Woozi - Bittersweet [9]

4.9K 772 211
                                    

[Double update. Cek part 9 dulu yaa]

Terlambat.

Penerbangan dari Amerika sampai rumah memakan waktu 14 jam. Aku dapat ijin buat mengundurkan diri dari studi lapangan tapi nggak dapat tiket untuk pulang hari ini juga. Aku nggak bisa ketemu dia bahkan untuk terakhir kalinya.

Pacar macam apa aku?

Seharusnya aku memang nggak menyangkal semua bad feeling yang aku rasa belakangan ini. Dia yang selalu bilang kalau perasaannya nggak enak dan takut aku pergi—tapi nyatanya dia yang pergi lebih dulu. Dia pintar cari waktu. Pergi waktu aku nggak ada di sampingnya.
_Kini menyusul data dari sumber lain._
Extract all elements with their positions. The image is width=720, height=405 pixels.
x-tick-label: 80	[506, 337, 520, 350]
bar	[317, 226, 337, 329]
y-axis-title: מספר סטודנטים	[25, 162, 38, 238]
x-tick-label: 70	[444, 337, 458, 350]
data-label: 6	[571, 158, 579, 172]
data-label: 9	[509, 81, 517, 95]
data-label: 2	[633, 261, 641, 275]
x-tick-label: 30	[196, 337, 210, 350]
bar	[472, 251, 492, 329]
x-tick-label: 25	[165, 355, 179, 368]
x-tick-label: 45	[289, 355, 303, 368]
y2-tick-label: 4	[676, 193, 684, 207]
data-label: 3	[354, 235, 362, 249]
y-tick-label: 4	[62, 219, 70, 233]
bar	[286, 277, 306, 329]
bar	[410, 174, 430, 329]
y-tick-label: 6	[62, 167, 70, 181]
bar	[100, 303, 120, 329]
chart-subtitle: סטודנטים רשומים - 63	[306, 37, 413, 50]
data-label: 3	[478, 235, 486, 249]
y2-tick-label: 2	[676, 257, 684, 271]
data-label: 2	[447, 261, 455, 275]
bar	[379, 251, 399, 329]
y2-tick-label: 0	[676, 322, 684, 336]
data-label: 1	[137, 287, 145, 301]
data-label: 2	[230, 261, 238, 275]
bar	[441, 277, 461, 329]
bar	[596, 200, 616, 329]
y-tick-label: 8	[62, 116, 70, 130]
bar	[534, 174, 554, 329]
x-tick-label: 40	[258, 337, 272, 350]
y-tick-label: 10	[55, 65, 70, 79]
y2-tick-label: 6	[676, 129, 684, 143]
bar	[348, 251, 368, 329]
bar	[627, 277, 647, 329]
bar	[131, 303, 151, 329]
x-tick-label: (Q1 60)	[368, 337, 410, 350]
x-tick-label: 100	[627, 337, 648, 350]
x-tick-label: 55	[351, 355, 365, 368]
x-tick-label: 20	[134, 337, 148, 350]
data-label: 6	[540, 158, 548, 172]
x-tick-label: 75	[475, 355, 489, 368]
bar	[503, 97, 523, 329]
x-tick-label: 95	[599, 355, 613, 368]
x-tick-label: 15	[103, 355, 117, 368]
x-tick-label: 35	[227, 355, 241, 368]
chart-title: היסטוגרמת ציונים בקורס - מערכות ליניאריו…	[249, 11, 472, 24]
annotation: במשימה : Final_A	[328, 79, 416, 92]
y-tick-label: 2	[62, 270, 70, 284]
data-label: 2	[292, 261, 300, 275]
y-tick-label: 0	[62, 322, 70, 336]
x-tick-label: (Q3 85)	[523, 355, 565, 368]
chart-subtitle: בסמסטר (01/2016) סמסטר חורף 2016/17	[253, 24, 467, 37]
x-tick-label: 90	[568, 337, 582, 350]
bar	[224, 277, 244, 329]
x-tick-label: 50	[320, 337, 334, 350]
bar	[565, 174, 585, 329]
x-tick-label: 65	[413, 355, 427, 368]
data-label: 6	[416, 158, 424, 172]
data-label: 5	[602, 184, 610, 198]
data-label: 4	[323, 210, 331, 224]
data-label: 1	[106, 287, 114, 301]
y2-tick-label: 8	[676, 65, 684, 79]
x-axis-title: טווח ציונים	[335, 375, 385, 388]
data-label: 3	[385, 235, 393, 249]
Firasatku, ternyata, jauh lebih kuat. Album dan photobook yang kupikir adalah hadiah ulang tahunnya, ternyata hadiah buat diriku sendiri buat selalu ingat kalau dia pernah ada di dalam hidupku mulai dari empat tahun lalu—sampai selamanya.

Aku sayang dia. Aku cinta dia. Bodohnya, aku nggak bisa sesering itu untuk bilang secara verbal. Aku tahu, aku jauh dari tipe idealnya. Dia manja, suka dimanja, dan suka disayang—Choi Seungcheol selalu sesayang itu sama adiknya. Aku nggak bisa.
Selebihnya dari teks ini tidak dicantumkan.